The most senior Chinese official to visit the barren Oakajee port site since the $6 billion venture hit a funding brick wall says the Middle Kingdom is frustrated that its many iron ore mines in the Mid West have been stranded by the project’s delay.
However, it remains unclear when or if talks between the Chinese state-backed mining companies and Japan’s Mitsubishi, which lost its exclusive right to develop the port last December, will be resolved.
Consul general Wang Yiner said her country was keen to expand investment in the Mid West, but it remained concerned by delays to Oakajee.
She said China was left frustrated after investing millions in stalled mining projects across the region.

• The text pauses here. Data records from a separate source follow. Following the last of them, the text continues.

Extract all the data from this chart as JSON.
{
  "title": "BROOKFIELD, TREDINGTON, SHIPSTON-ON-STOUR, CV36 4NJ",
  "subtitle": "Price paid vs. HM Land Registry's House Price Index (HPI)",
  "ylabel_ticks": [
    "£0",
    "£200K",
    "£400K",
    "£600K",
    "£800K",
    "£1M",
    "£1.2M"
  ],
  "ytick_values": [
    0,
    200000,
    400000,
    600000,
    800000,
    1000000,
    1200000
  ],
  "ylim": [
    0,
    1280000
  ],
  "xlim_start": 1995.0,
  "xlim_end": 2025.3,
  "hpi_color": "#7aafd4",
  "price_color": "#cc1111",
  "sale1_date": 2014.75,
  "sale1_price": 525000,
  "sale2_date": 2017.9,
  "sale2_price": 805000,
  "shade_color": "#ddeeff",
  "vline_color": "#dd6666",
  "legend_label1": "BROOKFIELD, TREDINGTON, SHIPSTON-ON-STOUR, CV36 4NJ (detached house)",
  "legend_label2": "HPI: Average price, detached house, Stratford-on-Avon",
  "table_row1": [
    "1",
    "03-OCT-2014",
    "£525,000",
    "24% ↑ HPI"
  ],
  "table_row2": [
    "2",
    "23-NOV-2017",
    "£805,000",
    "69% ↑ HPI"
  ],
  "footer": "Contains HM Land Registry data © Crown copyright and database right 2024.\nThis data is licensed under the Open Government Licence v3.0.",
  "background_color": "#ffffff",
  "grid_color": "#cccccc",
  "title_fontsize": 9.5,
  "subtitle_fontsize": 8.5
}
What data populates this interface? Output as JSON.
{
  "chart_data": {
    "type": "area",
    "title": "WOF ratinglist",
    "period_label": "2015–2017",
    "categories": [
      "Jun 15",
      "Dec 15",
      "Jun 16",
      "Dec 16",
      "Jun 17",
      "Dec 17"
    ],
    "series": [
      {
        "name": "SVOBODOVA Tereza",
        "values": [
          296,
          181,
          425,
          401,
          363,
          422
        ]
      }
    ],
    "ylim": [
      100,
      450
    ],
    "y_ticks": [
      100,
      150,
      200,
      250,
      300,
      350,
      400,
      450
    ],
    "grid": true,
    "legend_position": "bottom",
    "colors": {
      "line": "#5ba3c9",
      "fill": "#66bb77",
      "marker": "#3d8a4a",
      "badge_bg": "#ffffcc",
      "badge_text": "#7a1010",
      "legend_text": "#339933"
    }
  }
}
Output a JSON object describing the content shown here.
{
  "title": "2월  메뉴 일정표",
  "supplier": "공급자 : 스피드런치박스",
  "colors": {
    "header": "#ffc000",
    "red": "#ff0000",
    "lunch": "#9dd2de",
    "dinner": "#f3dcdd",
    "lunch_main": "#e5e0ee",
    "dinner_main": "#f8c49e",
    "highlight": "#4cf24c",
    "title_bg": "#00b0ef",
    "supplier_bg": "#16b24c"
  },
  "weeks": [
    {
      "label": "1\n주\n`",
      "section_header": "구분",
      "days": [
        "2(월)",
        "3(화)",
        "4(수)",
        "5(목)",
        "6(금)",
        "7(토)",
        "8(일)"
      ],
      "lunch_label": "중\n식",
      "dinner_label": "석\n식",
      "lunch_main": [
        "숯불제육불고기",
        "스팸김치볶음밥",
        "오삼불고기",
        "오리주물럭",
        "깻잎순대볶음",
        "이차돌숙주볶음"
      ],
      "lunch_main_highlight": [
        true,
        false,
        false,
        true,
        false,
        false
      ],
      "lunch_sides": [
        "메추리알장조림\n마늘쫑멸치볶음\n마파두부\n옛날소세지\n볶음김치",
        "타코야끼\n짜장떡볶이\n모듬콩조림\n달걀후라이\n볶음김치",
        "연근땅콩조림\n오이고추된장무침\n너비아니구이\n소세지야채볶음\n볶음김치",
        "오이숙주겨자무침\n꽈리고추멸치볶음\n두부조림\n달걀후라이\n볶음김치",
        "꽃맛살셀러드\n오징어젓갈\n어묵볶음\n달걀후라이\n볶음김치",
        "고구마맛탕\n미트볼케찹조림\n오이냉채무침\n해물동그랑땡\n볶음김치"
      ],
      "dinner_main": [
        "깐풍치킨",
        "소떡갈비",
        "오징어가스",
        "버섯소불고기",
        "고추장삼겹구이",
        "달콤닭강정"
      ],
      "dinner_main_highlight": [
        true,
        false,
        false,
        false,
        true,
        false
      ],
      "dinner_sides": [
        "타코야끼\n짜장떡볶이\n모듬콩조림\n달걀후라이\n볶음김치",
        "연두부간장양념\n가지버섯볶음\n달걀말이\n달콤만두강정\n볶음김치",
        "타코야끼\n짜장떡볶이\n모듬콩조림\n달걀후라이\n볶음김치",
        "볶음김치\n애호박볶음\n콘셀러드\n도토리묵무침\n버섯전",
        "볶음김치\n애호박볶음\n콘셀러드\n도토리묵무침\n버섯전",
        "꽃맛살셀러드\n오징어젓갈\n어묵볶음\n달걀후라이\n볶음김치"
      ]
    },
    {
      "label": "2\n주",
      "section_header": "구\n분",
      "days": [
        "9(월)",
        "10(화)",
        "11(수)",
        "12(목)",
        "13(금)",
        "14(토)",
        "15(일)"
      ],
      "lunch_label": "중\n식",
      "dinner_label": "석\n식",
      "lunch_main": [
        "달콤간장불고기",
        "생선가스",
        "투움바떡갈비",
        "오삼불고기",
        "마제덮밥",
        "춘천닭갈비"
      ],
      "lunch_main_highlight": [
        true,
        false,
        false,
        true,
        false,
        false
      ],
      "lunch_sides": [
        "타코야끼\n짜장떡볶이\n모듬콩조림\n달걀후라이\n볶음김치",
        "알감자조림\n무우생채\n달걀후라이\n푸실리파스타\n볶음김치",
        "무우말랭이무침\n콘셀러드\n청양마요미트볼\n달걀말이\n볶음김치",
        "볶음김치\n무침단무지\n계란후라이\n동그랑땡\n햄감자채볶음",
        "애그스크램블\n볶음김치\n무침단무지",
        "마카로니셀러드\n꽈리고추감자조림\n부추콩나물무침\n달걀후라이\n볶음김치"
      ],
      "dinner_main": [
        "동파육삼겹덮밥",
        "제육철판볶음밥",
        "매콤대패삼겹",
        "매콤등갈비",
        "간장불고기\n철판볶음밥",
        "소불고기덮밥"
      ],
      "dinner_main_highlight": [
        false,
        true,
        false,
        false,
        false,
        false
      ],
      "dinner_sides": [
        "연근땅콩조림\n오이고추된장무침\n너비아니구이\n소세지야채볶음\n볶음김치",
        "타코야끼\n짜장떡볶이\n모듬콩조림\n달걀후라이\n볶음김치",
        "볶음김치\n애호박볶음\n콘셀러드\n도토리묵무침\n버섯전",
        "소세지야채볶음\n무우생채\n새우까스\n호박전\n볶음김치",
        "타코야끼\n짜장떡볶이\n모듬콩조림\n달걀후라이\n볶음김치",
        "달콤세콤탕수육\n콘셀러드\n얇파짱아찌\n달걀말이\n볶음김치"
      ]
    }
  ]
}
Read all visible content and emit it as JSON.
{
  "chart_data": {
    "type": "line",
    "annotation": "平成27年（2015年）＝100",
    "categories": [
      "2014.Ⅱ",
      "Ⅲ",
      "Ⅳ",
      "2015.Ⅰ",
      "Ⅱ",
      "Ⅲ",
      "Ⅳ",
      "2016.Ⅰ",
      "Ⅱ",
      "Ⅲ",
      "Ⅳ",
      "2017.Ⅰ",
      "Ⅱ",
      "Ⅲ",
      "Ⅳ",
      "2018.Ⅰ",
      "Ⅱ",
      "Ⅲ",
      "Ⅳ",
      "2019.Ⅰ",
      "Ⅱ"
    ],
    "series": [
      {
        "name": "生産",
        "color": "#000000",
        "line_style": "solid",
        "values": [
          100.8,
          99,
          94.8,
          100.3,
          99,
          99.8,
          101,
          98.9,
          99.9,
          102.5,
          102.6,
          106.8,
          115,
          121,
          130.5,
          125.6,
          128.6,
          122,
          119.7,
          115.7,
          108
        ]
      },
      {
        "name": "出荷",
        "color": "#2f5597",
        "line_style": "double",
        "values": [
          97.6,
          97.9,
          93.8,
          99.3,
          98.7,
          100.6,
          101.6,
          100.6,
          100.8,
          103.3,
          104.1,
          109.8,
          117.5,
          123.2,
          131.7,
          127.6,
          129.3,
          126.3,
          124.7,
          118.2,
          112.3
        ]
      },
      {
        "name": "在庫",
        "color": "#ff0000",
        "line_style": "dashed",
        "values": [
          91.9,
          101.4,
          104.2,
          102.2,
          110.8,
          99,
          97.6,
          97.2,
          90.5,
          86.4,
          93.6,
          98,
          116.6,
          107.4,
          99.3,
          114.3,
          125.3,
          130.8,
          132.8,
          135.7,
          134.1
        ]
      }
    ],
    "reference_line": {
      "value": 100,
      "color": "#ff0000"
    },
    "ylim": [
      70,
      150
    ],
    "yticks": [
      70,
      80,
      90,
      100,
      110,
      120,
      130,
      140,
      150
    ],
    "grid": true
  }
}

“China is concerned about the progress of the Oakajee project because we have so many mine sites here,” she said.
“We hope this project can be developed as fast as possible.”
Madame Wang remained tight-lipped on negotiations with Mitsubishi, saying the Chinese Government did not want to get in the way of what was meant to be a business deal between Australian and Chinese companies.
China Australia Business Council WA president Duncan Calder said challenges with the Oakajee development were big but could still be addressed.
“Oakajee is planned to be a JV based or multi-user facility. That presents a significant financing challenge for a large port development when initial users will only utilise a portion of the final port capacity,” he said.
“One view amongst some Chinese stakeholders is the current structure of having a link between mine owner and infrastructure provider can be problematic if different investor groups want to take equity in one but not the other,” he said.
Mr Calder criticised sensationalised over-egged media reports about Chinese investment in Australia, citing recent statistics that show China remains one of the smallest direct foreign investors in the country. He said iron ore deposits in the Mid West continued to take time to prove up and needed to be fleshed out.